Cris Maciel, destaque no cenário do samba do Distrito Federal, tinha presença marcante nas rodas promovidas aos sábados, no Café Musical do Clube do Choro. A última havia sido em 7 de março de 2020. Naquela data, ela interrompeu suas apresentações e só retomou em meados de 2021. "Como vivo de música, foi difícil ultrapassar o longo período sem o cachê que recebia nos lugares onde cantava. Precisei do apoio dos meus pais e recorri ao auxílio emergencial do governo, que, no início, era de R$ 600 e depois baixou para R$ 150. Fiz também, algumas lives", destaca. Ela acredita que ainda vai demorar um pouco para a volta da normalidade no setor de cultura, o que a deixa bastante preocupada.
Interrupção
Líder do Me Engana que eu Gosto, criado em 2021, Leandro Borges, estava satisfeito com a -- ainda curta -- trajetória do grupo, que vinha fazendo shows em diversos locais da capital. "Passamos a ser conhecidos, ao levar nossa roda de samba para o Primeiro Bar (Sudoeste), Empório Santo Antônio (Pier 21) e Vila Jeri (Vila Planalto), entre quinta-feira e domingo. Infelizmente, houve interrupção, por determinação de decreto do Governo do Distrito Federal. Lamentamos, mas entendemos a decisão, que visa proteger a saúde das pessoas, que não podem se juntar em locais fechados, uma vez que a crise ainda não arrefeceu."
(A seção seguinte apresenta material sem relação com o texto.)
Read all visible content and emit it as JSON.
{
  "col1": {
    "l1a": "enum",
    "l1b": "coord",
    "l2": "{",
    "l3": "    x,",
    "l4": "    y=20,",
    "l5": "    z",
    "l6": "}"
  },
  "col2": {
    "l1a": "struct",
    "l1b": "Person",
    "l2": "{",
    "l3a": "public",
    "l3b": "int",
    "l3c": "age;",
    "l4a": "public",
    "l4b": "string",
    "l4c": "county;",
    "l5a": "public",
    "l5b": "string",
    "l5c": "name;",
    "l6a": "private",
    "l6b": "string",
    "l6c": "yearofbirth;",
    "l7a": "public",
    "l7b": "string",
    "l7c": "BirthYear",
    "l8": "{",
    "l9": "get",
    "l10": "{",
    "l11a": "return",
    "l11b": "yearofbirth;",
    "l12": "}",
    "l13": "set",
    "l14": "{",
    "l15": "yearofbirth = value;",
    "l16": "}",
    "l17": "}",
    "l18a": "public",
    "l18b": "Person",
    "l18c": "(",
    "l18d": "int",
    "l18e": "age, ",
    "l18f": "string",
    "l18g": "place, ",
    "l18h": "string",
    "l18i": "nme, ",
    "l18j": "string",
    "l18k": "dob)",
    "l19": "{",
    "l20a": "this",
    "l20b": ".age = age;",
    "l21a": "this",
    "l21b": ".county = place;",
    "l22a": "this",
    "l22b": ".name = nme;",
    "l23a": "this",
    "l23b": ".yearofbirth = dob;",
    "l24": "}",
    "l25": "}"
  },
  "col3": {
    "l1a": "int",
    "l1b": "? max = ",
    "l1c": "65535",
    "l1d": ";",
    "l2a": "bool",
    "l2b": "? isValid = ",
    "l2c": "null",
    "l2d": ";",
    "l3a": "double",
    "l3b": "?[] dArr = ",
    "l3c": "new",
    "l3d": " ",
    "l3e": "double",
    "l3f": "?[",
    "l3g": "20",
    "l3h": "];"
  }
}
Teresa Lopes mostrava-se contente quando, antes do início da pandemia, passava os olhos em sua agenda que trazia shows em casas noturnas, em eventos particulares e outros projetos. Ela estava fazendo algo em torno de oito apresentações por mês. "Mas, logo depois do carnaval, as coisas ficaram complicadas, pois todos os lugares que ofereciam a música como atração, pararam com tudo", recorda-se."Tanto eu quanto os companheiros de ofício ficamos impedidos de levar nosso trabalho ao público. Como sou servidora pública, pude segurar a onda e ainda dar uma ajuda aos mais necessitados, entre os que só têm esse ofício como ganha pão", revela. A partir da segunda metade de 2021, houve um pouco de respiro, mas, segundo Teresa, as dificuldades continuam para a maioria dos cantores e músicos.
Desde maio de 2014, o Samba na Comunidade, idealizado pelo cavaquinista Michael Santos, movimenta a Praça da Bíblia, no Setor P Norte de Ceilândia. Um dos integrantes do grupo que comanda a democrática roda de samba, no terceiro sábado de cada mês, é Edvaldo Cirilo, o percussionista Nego Vatto. Ele disse ao Correio que esse importante encontro comunitário deixou de ser realizado em fevereiro de 2020, por causa da covid-19. "O fato de não podermos promover nossas reuniões mensais e fazer o que mais gostamos, que é o samba, levou à separação e o distanciamento dos ceilandenses", reflete o sambista.